Sanssouci: Vorschlag
■ Das Himmelsschiff
Gen Himmel fliegen die klatschenden Hände des Publikums. Staunend schauen sie zum „Himmelsschiff“, das seine Reise zum Mars antritt. Der 1917 vom dänischen Regisseur Holger Madsen gedrehte, erste abendfüllende Science-fiction der Filmgeschichte ist Prunkstück und passend zum Thema „Science and Fiction“ Eröffnungsfilm des elften „interfilm-Festivals“.
Lange Jahre hatte der wildbärtige Astronom „Professor Planetarius“ an seinem genialen, propellerbetriebenen „Himmelsschiff“ gebastelt. Bösen Anfeindungen in verrauchten Astronomenversammlungen war er ausgesetzt. Verhöhnt und verspottet ward er von einem fiesen Gegenspieler. Doch unerschütterlich im Glauben an eine Wissenschaft, deren Fortschritt einen Gewinn an Humanität bedeutet, hält er an seiner Entdeckung fest und schickt auch den Sohnemann nach einem stärkenden Weinbrand mit auf die Reise.
Außen sieht die „Excelsior“ aus wie eine fliegende Zigarre; die Inneneinrichtung dagegen gleicht eher einem U-Boot. Die Besatzung ist in Klassen geteilt: Im düsteren Maschinenraum sitzt das Proletariat; auf der Kommandobrücke stehen aristokratische Wissenschaftler und bestimmen den Kurs. Erstere sind untersetzt und schmutzig, trinken Schnaps, kriegen irgendwann den Bordkoller und versuchen in Vorwegnahme der realen Matrosenaufstände zu meutern; letztere riskieren ihr Leben für die Wissenschaft und beten in kritischen Situationen. Auf dem Mars werden die Abenteuerwissenschaftler von somnambulen, pazifistischen Vegetariern freundlich empfangen. Doch die Erdenmenschen verhalten sich ungehörig und erschießen einen Vogel, um den Vegetariern ihre Lieblingsnahrung zu demonstrieren.

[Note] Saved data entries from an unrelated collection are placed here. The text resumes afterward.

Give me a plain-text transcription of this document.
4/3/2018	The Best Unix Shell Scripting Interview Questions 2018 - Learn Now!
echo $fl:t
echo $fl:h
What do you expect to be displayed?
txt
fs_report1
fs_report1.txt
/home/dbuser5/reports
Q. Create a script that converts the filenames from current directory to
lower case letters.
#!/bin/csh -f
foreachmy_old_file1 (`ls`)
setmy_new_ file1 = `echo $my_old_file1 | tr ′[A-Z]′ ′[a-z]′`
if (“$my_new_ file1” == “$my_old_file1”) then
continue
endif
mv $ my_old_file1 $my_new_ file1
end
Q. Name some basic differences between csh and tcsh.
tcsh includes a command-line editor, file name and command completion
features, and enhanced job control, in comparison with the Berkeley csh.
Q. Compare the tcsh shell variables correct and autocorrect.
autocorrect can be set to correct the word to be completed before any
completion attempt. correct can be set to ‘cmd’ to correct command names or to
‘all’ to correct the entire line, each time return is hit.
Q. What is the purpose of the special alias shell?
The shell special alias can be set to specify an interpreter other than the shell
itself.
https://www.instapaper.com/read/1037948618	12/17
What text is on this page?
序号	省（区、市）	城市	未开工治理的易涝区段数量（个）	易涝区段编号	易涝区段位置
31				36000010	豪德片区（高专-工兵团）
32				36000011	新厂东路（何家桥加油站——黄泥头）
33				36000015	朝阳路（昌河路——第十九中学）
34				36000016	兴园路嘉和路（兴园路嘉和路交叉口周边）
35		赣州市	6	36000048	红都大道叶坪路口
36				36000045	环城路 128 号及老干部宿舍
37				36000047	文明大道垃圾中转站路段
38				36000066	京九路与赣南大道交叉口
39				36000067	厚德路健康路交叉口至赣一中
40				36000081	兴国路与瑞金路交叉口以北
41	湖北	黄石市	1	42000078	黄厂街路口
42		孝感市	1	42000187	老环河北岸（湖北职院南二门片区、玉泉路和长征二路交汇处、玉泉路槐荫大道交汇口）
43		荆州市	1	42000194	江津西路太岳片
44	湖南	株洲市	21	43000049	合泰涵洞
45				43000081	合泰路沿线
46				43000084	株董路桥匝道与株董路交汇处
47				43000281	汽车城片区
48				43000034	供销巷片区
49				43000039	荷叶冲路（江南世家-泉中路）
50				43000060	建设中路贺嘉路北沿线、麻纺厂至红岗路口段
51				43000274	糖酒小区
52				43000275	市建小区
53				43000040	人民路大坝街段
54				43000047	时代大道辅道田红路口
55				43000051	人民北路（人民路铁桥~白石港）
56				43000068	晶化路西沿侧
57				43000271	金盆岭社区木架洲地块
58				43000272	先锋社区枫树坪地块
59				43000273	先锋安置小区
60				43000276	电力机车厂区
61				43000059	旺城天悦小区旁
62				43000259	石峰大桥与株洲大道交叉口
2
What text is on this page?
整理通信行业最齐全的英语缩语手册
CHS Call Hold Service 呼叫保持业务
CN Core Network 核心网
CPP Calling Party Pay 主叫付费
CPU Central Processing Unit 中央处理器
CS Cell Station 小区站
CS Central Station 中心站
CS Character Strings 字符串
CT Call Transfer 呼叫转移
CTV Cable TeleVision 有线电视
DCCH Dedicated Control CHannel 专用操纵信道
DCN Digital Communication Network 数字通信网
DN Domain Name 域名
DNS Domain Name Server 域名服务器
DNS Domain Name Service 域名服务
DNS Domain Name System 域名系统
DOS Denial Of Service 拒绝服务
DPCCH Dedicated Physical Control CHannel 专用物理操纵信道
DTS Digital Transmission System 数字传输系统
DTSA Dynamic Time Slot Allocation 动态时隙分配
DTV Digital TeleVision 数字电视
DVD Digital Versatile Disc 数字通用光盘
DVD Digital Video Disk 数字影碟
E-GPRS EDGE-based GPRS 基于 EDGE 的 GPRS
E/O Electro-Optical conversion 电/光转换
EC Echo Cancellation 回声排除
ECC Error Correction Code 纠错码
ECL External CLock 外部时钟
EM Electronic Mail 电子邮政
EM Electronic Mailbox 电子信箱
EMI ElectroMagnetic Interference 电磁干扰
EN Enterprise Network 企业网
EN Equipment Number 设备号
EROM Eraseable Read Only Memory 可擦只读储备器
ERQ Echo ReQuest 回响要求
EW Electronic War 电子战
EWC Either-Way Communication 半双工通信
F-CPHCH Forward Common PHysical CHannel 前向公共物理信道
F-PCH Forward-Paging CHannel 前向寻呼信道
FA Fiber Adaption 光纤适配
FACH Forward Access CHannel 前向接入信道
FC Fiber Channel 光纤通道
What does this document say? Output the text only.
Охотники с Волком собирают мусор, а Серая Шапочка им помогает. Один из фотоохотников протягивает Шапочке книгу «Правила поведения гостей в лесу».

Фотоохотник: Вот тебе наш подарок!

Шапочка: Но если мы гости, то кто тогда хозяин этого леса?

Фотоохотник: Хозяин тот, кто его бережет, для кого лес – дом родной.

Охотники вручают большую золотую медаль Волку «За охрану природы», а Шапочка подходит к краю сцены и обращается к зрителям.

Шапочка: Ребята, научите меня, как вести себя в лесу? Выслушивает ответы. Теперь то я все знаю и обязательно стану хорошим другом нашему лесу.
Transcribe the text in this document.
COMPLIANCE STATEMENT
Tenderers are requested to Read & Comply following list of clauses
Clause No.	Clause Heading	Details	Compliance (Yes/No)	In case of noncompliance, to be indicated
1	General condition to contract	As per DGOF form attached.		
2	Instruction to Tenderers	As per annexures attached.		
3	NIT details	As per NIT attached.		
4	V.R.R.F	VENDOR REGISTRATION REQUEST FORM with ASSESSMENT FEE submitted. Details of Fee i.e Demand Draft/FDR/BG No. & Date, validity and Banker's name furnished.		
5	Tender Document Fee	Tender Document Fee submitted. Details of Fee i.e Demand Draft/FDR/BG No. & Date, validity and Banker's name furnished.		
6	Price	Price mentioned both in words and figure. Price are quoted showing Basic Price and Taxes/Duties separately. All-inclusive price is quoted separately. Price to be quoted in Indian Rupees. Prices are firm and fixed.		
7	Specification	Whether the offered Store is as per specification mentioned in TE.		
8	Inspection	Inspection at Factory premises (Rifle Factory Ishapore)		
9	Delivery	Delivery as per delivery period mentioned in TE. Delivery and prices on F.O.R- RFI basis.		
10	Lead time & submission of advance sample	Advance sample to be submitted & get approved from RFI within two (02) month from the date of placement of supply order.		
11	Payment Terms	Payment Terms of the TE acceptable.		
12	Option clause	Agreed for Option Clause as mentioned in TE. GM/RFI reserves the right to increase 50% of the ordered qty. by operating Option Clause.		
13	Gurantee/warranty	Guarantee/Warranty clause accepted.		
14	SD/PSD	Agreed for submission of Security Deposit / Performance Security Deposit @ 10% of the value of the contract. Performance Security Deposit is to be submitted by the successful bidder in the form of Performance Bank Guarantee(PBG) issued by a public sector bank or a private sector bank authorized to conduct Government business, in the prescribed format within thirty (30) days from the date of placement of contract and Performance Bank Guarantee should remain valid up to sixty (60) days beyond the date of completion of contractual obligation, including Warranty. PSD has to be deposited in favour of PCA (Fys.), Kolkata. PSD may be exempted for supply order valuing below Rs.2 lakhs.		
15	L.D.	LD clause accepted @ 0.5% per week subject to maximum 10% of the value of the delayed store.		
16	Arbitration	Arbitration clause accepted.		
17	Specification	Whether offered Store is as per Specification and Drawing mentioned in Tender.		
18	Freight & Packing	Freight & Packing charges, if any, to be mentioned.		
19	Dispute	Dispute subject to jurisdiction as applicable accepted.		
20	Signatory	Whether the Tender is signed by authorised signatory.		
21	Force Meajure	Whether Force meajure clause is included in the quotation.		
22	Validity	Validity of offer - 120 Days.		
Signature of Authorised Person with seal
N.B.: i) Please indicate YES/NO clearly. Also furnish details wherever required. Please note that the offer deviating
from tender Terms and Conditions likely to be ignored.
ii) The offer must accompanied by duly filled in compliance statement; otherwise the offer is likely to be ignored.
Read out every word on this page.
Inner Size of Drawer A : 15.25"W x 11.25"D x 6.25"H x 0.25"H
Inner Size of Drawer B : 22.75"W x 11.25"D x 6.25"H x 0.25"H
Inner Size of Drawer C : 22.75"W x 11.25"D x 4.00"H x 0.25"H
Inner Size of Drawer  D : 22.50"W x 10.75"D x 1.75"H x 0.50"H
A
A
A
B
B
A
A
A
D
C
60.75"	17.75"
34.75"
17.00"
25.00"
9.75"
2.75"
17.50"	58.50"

Dann werfen sie mit Handgranaten um sich. Ein marsianischer Jüngling stirbt; die Erdlinge kommen ins Gefängnis, wo sie sich ihre Strafe sozusagen reformpädagogisch selbst ausdenken dürfen. Wie Lazarus steht später aber der Tote wieder auf und lebt.
Das Marsparadies, das von einer Priesterkaste platonisch beherrscht wird, besteht aus passivem Nichtstun. Hier gibt es weder Konflikte noch sexuelles Begehren, noch Arbeit, noch Geschichte; nur sektenhaften Frohsinn im Hier & Jetzt. Einige Zeit leben die Erdlinge voller Freuden in dieser positiv bewerteten „Brave New World“. Sehr erhaben und superpathetisch schreiten sie durch Kunstgärten, setzen sich unter „Traumbäume“ und vergleichen die unzureichenden irdischen Vergnügungen, die in kleinen Erinnerungssequenzen vorbeikommen (Rauchen, Trinken, Huren, Kartenspielen, Gemeinsein), mit der schönen Reinheit marsianischer Wonnen (erhaben umherschreiten). Vom Heimweh getrieben, als bessere Menschen (aus dem kommunistischen Aufrührer wird ein braver Bürger), doch nicht ohne Beute (eine Priestertochter wird geheiratet) fliegen sie zurück zur Erde. Zusammen mit Professor Planetarius, der sich während ihrer Abwesenheit fast zu Tode gegrämt hatte, beschließen sie, für bessere Verhältnisse zu sorgen. Detlef Kuhlbrodt
„Das Himmelsschiff“, heute abend, 20 Uhr in der Archenhold- Sternwarte, Alt-Treptow 1; Festivalvorschau folgt am Freitag.